Die schönen Abendessen sind es ebenfalls wert: “Rindschmorbraten an Apfelmostsauce und Kartoffel-Selleriestock”, steht da etwa auf der Speisekarte. Oder “bunte gegrillte Gemüsespieße mit Mangosalsa” für Vegetarier. Alles sehr lecker und auf hohem gastronomischem Niveau. Aber das Beste ist der Austausch. Die meisten kennen sich schon viele Jahre, wer neu dabei ist, ist rasch integriert. Familienanschluss sozusagen.
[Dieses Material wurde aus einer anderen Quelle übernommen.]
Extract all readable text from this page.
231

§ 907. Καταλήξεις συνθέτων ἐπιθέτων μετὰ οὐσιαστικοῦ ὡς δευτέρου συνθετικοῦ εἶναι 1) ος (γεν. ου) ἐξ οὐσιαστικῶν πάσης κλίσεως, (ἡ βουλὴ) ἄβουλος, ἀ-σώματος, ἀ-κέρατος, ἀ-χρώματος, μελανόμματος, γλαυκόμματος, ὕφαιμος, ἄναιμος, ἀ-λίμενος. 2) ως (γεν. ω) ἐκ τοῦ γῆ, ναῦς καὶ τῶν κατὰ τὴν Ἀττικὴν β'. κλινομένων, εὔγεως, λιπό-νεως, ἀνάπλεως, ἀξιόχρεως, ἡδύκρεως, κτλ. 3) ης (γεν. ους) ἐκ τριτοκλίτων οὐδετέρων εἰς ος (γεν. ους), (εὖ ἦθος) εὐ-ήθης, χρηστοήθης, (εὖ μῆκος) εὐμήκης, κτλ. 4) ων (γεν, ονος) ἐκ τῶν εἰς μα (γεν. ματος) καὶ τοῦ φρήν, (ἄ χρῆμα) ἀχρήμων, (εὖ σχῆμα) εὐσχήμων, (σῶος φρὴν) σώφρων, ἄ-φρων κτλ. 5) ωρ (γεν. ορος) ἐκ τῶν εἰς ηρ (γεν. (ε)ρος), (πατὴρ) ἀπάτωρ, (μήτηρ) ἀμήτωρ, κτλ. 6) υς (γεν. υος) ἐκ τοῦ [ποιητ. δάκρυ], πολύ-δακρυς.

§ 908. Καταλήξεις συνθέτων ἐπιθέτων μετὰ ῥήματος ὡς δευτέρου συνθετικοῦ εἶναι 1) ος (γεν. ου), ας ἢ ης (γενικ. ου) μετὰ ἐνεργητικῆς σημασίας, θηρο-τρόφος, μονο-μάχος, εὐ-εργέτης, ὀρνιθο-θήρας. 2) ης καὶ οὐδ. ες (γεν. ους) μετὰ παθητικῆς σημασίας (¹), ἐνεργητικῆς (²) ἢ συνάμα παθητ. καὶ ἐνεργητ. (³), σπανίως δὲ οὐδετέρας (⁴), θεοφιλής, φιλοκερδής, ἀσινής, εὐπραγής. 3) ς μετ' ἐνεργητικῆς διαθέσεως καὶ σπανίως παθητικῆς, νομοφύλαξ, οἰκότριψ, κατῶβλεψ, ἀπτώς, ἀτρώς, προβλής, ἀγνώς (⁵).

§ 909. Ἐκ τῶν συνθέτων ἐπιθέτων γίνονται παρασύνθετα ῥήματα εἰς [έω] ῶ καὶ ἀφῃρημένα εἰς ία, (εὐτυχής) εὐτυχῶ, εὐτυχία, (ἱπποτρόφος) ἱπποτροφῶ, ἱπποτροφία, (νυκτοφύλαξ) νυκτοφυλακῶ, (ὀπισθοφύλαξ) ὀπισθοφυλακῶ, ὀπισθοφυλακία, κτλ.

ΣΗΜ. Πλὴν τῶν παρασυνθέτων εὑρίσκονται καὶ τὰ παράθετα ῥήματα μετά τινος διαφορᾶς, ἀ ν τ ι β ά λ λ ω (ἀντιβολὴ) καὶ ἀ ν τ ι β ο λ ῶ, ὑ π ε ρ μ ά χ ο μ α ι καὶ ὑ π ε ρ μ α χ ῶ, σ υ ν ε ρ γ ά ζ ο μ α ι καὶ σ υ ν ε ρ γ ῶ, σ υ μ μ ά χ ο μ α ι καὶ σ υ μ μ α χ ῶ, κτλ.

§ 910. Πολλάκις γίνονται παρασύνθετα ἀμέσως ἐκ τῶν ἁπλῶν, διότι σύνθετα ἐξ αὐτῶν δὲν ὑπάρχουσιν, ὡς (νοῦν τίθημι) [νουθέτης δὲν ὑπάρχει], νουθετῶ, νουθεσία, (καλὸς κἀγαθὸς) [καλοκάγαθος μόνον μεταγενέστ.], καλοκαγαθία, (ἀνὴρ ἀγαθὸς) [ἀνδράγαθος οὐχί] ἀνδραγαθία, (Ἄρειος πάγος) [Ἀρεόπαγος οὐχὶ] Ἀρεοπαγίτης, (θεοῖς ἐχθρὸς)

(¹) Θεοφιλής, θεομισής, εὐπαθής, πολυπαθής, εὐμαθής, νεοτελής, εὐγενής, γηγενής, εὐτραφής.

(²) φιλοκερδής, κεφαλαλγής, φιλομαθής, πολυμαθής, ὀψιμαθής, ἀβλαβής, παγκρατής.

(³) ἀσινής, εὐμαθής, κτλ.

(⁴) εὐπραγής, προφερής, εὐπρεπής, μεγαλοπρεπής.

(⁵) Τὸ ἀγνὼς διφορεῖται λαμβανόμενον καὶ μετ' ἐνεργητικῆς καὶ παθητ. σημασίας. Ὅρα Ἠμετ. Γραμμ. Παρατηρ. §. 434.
Es wird gelacht, aber auch viel Persönliches erzählt.

Es ist eben doch etwas Anderes, wenn ein Verein unterwegs ist, und nicht einfach ein Reiseveranstalter alles geplant hat. Stephan Adam, der auch Vereinsvorsitzender ist, hängt ebenso wie seine Mitstreiter viele ehrenamtliche Stunden in Organisation und Vorbereitung. Seit 2005 organisiert er die Fahrt, führt die größte Skigruppe der mittelguten Fahrer und geht auf Skilehrgänge.

“Ich mache das vor allem, um der Vereinzelung und dem Trend zur Unverbindlichkeit in unserer Gesellschaft gegenzusteuern”, sagt der 62-Jährige. Im Verein werde Zusammenhalt gefördert, füreinander Einstehen, man verpflichte sich.
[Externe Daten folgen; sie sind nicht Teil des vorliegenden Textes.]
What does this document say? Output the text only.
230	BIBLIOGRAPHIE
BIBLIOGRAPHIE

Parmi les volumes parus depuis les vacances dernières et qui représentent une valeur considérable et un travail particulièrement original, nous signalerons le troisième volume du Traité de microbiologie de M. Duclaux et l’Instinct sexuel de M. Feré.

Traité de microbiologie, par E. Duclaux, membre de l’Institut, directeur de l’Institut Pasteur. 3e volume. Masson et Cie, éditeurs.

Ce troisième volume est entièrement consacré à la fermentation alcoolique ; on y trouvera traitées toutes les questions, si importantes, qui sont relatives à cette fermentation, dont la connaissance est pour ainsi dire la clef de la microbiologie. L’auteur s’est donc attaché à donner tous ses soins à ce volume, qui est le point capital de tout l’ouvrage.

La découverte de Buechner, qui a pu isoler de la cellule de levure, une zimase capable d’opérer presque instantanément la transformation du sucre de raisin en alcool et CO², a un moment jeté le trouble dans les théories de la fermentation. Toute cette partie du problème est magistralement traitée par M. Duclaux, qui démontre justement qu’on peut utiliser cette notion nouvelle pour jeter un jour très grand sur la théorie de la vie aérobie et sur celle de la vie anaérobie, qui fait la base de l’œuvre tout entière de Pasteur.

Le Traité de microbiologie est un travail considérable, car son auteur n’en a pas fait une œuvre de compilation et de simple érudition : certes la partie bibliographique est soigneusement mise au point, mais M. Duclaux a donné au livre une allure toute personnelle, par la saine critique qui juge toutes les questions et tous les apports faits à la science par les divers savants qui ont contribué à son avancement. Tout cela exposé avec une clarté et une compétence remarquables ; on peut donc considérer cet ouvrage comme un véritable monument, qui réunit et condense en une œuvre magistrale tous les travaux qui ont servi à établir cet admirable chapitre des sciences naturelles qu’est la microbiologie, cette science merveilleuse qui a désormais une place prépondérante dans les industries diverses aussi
Nur schade, dass das sich ausbreitende Corona-Virus das Highlight der gemeinschaftlichen Tour, den letzten Abschiedsabend, zunichtemachte. Die Gruppe reiste angesichts der schließenden Landesgrenzen und immer neuer Restriktionen einen Tag früher ab. Vereinsmitglied Juan Gerstberger hatte extra seine Gitarre mitgebracht. Schade. Aber die geprobten Lieder samt neu gedichteter Texte kommen ja vielleicht nächstes Jahr zur Aufführung.